Norman Finkelstein: Man darf nicht vergessen, dass dieses Buch vor fast zwanzig Jahren geschrieben wurde und in seine Zeit gehört. Seitdem hat sich das Bild stark gewandelt. Um die veränderte Wahrnehmung an den Universitäten und unter sogenannten gebildeten Menschen, die die meinungsbildenden Publikationen lesen, geht es auch in meinem jüngsten Buch „Knowing too much.“ Früher hatte man ein eher propagandistisches Bild von Israel. Der Staat hatte die Wüste zum Blühen gebracht und kämpfte gegen Terroristen und rückständige Araber – eine Art Cowboy und Indianer-Version der Geschichte. Die amerikanischen Siedler haben die Wildnis erobert, hier war die Wüste erblüht. Heute ist viel mehr über den Ablauf des Konflikts und Israels Verhalten bekannt. Daher ist vieles, das ich damals geschrieben habe, heute völlig unumstritten. Das Buch enthält viel Material, das meine Aussagen belegt. Die Aussagen selbst bedürfen keiner Debatte mehr.

David Goeßmann: Seit der Gründung des Staates Israel 1948 ist viel Blut geflossen. So bei den militärischen Eskalationen und Bombenangriffen auf Gaza in den letzten Jahren. Sie schrieben: „Diesmal sind wir zu weit gegangen.“ Erläutern Sie die Geschichte des bewaffneten Konflikts in Israel-Palästina und was es mit der Selbstverteidigung Israels auf sich hat.
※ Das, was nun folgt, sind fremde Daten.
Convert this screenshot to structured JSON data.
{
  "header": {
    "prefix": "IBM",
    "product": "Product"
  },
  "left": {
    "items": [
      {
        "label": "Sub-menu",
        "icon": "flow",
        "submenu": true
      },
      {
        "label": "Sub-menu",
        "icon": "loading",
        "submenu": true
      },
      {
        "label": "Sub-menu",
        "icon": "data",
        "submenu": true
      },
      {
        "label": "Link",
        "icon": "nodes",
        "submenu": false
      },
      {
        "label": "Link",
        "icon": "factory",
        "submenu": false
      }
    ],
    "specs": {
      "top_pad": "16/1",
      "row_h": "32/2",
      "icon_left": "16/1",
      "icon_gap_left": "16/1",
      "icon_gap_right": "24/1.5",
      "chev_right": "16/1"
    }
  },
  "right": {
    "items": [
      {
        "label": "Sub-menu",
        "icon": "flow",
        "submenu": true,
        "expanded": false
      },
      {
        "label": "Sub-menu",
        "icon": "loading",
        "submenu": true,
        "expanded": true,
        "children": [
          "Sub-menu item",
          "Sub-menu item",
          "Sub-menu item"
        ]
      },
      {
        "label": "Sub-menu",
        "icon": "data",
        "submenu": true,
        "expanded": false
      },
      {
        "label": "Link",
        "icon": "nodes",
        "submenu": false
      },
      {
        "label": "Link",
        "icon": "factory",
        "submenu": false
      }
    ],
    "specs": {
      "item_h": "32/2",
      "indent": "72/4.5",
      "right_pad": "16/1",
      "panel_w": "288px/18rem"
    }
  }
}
Norman Finkelstein: Das beste Buch zum Thema stammt von dem israelischen Autor Zeev Maoz und heißt „Das Heilige Land verteidigen.“ Er arbeitet die gesamte Forschung zu den militärischen Auseinandersetzungen Israels mit seinen Nachbarn auf und kommt zu dem Schluss: „Mit Ausnahme vielleicht des Krieges von 1948 war kein Krieg, den Israel seitdem gekämpft hat, unausweichlich.“ Keiner der Kriege diente Israels Selbstverteidigung. Es seien selbstgemachte Desaster und provozierte Kriege gewesen. In rechtlichem Sinne muss man sie Angriffskriege nennen.

David Goeßmann: Können Sie dafür ein Beispiel geben?
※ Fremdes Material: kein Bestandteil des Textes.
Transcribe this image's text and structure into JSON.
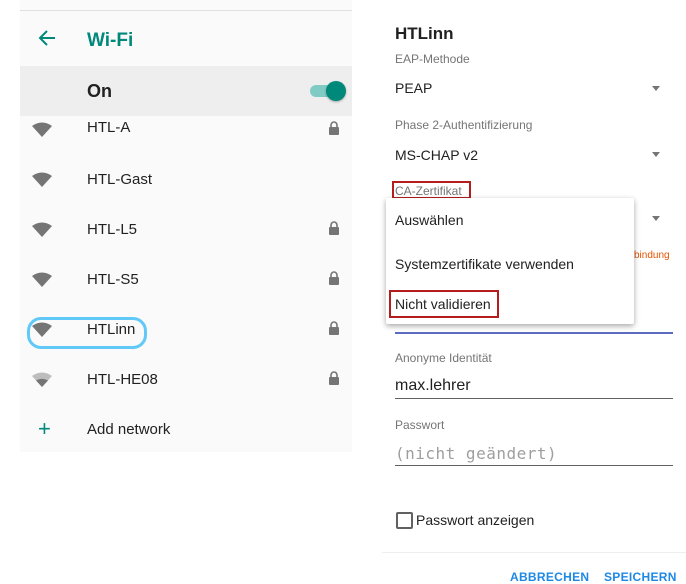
{
  "wifi_screen": {
    "title": "Wi-Fi",
    "master_switch": {
      "label": "On",
      "state": "on"
    },
    "networks": [
      {
        "ssid": "HTL-A",
        "secured": true
      },
      {
        "ssid": "HTL-Gast",
        "secured": false
      },
      {
        "ssid": "HTL-L5",
        "secured": true
      },
      {
        "ssid": "HTL-S5",
        "secured": true
      },
      {
        "ssid": "HTLinn",
        "secured": true
      },
      {
        "ssid": "HTL-HE08",
        "secured": true
      }
    ],
    "add_network_label": "Add network",
    "accent_color": "#00897b"
  },
  "dialog": {
    "title": "HTLinn",
    "eap_method": {
      "label": "EAP-Methode",
      "value": "PEAP"
    },
    "phase2": {
      "label": "Phase 2-Authentifizierung",
      "value": "MS-CHAP v2"
    },
    "ca_cert": {
      "label": "CA-Zertifikat"
    },
    "connection_warning": "bindung",
    "anon_identity": {
      "label": "Anonyme Identität",
      "value": "max.lehrer"
    },
    "password": {
      "label": "Passwort",
      "placeholder": "(nicht geändert)"
    },
    "show_password_label": "Passwort anzeigen",
    "cancel_label": "ABBRECHEN",
    "save_label": "SPEICHERN"
  },
  "ca_dropdown": {
    "options": [
      "Auswählen",
      "Systemzertifikate verwenden",
      "Nicht validieren"
    ]
  },
  "annotation_colors": {
    "circle": "#4fc3f7",
    "box": "#b71c1c"
  }
}
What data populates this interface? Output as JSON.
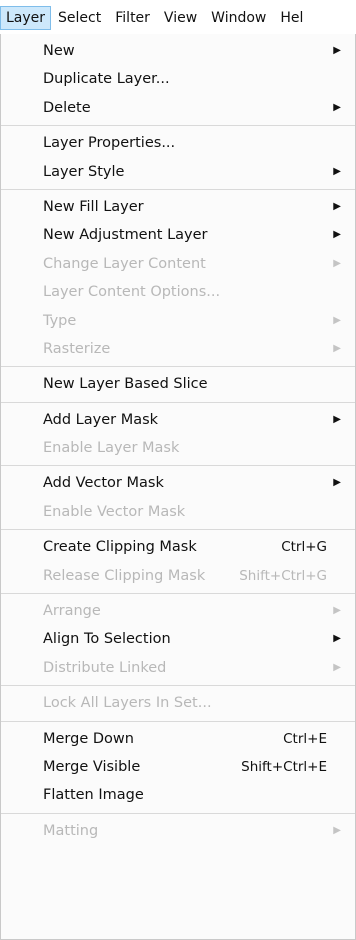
{
  "menubar": {
    "items": [
      "Layer",
      "Select",
      "Filter",
      "View",
      "Window",
      "Hel"
    ]
  },
  "menu": {
    "groups": [
      [
        {
          "label": "New",
          "submenu": true
        },
        {
          "label": "Duplicate Layer..."
        },
        {
          "label": "Delete",
          "submenu": true
        }
      ],
      [
        {
          "label": "Layer Properties..."
        },
        {
          "label": "Layer Style",
          "submenu": true
        }
      ],
      [
        {
          "label": "New Fill Layer",
          "submenu": true
        },
        {
          "label": "New Adjustment Layer",
          "submenu": true
        },
        {
          "label": "Change Layer Content",
          "submenu": true,
          "disabled": true
        },
        {
          "label": "Layer Content Options...",
          "disabled": true
        },
        {
          "label": "Type",
          "submenu": true,
          "disabled": true
        },
        {
          "label": "Rasterize",
          "submenu": true,
          "disabled": true
        }
      ],
      [
        {
          "label": "New Layer Based Slice"
        }
      ],
      [
        {
          "label": "Add Layer Mask",
          "submenu": true
        },
        {
          "label": "Enable Layer Mask",
          "disabled": true
        }
      ],
      [
        {
          "label": "Add Vector Mask",
          "submenu": true
        },
        {
          "label": "Enable Vector Mask",
          "disabled": true
        }
      ],
      [
        {
          "label": "Create Clipping Mask",
          "shortcut": "Ctrl+G"
        },
        {
          "label": "Release Clipping Mask",
          "shortcut": "Shift+Ctrl+G",
          "disabled": true
        }
      ],
      [
        {
          "label": "Arrange",
          "submenu": true,
          "disabled": true
        },
        {
          "label": "Align To Selection",
          "submenu": true
        },
        {
          "label": "Distribute Linked",
          "submenu": true,
          "disabled": true
        }
      ],
      [
        {
          "label": "Lock All Layers In Set...",
          "disabled": true
        }
      ],
      [
        {
          "label": "Merge Down",
          "shortcut": "Ctrl+E"
        },
        {
          "label": "Merge Visible",
          "shortcut": "Shift+Ctrl+E"
        },
        {
          "label": "Flatten Image"
        }
      ],
      [
        {
          "label": "Matting",
          "submenu": true,
          "disabled": true
        }
      ]
    ]
  },
  "icons": {
    "submenu_arrow": "submenu-arrow-icon"
  }
}
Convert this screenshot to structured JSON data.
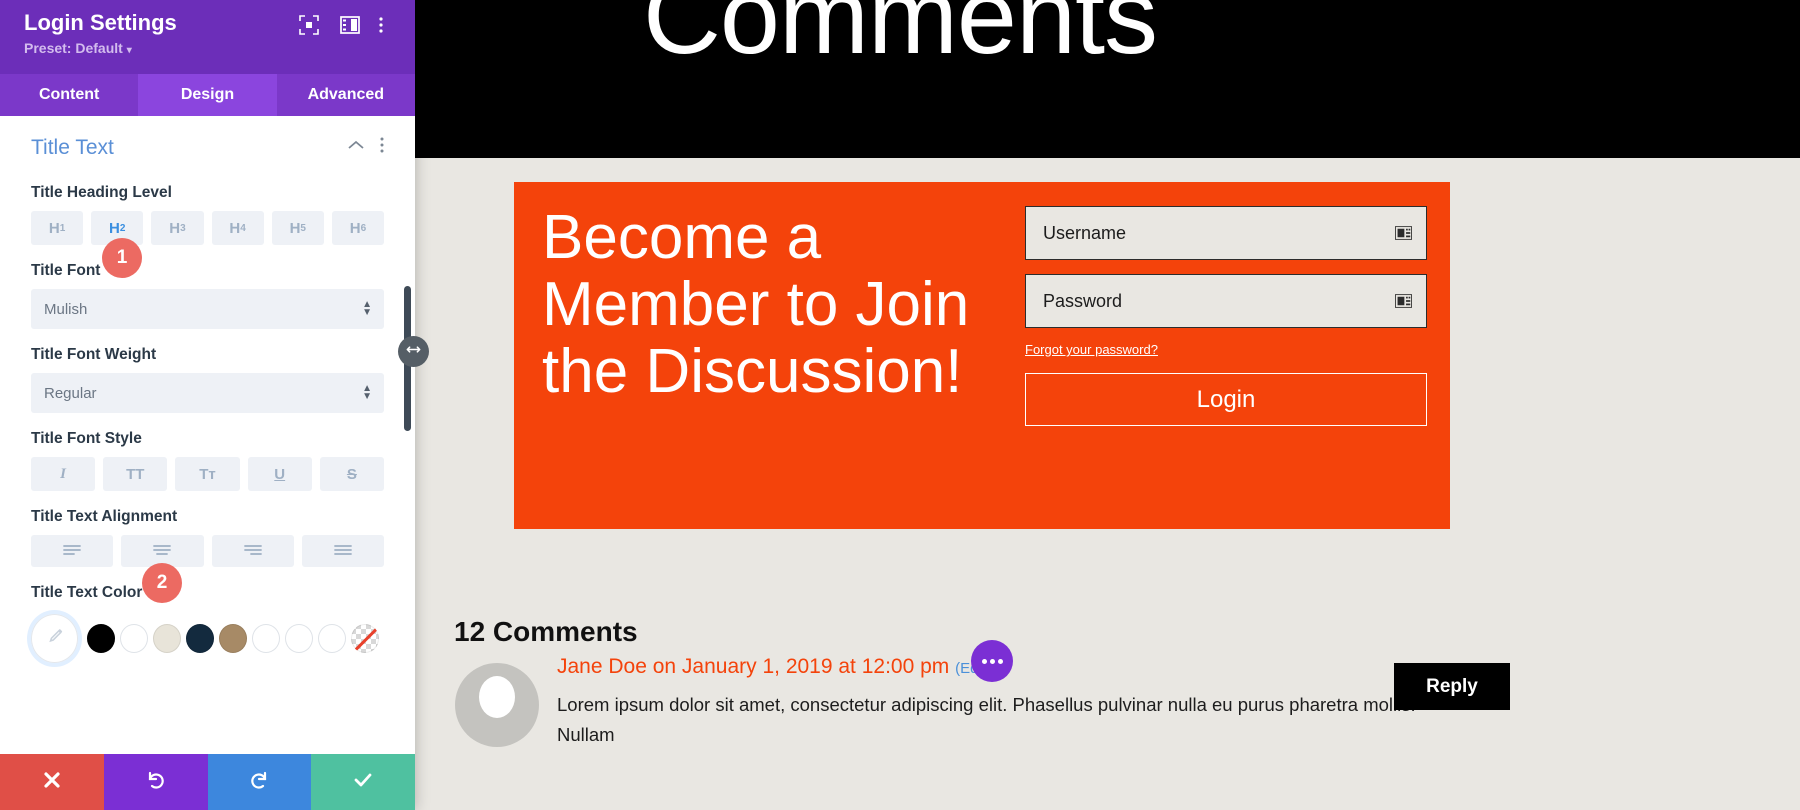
{
  "preview": {
    "header_title": "Comments",
    "login_module": {
      "heading": "Become a Member to Join the Discussion!",
      "username_label": "Username",
      "password_label": "Password",
      "forgot_link": "Forgot your password?",
      "login_button": "Login",
      "background_color": "#f4430b"
    },
    "comments": {
      "count_label": "12 Comments",
      "meta": "Jane Doe on January 1, 2019 at 12:00 pm",
      "edit_label": "(Edit)",
      "body": "Lorem ipsum dolor sit amet, consectetur adipiscing elit. Phasellus pulvinar nulla eu purus pharetra mollis. Nullam",
      "reply_label": "Reply"
    }
  },
  "panel": {
    "title": "Login Settings",
    "preset": "Preset: Default",
    "preset_caret": "▾",
    "header_icons": [
      {
        "name": "focus-icon"
      },
      {
        "name": "layout-icon"
      },
      {
        "name": "kebab-menu-icon"
      }
    ],
    "tabs": [
      {
        "label": "Content",
        "active": false
      },
      {
        "label": "Design",
        "active": true
      },
      {
        "label": "Advanced",
        "active": false
      }
    ],
    "section": {
      "title": "Title Text",
      "collapse_icon": "chevron-up-icon",
      "options_icon": "kebab-menu-icon"
    },
    "fields": {
      "heading_level": {
        "label": "Title Heading Level",
        "options": [
          "H1",
          "H2",
          "H3",
          "H4",
          "H5",
          "H6"
        ],
        "selected": "H2"
      },
      "title_font": {
        "label": "Title Font",
        "value": "Mulish"
      },
      "title_font_weight": {
        "label": "Title Font Weight",
        "value": "Regular"
      },
      "font_style": {
        "label": "Title Font Style",
        "options": [
          "italic",
          "uppercase",
          "small-caps",
          "underline",
          "strikethrough"
        ],
        "glyphs": [
          "I",
          "TT",
          "Tᴛ",
          "U",
          "S"
        ],
        "selected": ""
      },
      "text_alignment": {
        "label": "Title Text Alignment",
        "options": [
          "left",
          "center",
          "right",
          "justify"
        ],
        "selected": ""
      },
      "text_color": {
        "label": "Title Text Color",
        "picker_icon": "eyedropper-icon",
        "swatches": [
          "#000000",
          "#ffffff",
          "#e8e4d9",
          "#132a3e",
          "#a78a66",
          "#ffffff",
          "#ffffff",
          "#ffffff"
        ],
        "none_swatch": "transparent"
      }
    },
    "footer": [
      {
        "name": "cancel-button",
        "icon": "close-icon",
        "color": "#e04f47"
      },
      {
        "name": "undo-button",
        "icon": "undo-icon",
        "color": "#7b2fd4"
      },
      {
        "name": "redo-button",
        "icon": "redo-icon",
        "color": "#3d87dd"
      },
      {
        "name": "save-button",
        "icon": "check-icon",
        "color": "#4fc1a0"
      }
    ],
    "callouts": [
      {
        "number": "1"
      },
      {
        "number": "2"
      }
    ]
  }
}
Norman Finkelstein: Schwierig ist es vielmehr, ein Gegenbeispiel zu finden. In der Regel wird der Sechstagekrieg von 1967 als präventiver Verteidigungskrieg genannt, aber dafür gibt es keine Beweise. Über diesen Krieg, der nach einer Reihe von gegenseitigen Provokationen von Israel mit Militärschlägen begonnen wurde, lassen sich zwei unumstößliche Aussagen treffen. Erstens: Der ägyptische Präsident Nasser hatte nicht die Absicht anzugreifen. Zweitens: Jeder wusste, sollte er angreifen, dann würde Israel das ägyptische Militär zerschmettern. Oder wie der damalige US-Präsident Lyndon Johnson es Israel gegenüber ausdrückte: Erstens sagen unsere Geheimdienste, dass Ägypten euch nicht angreift und zweitens, selbst wenn, werdet ihr Kleinholz aus ihnen machen. Und genau das ist passiert.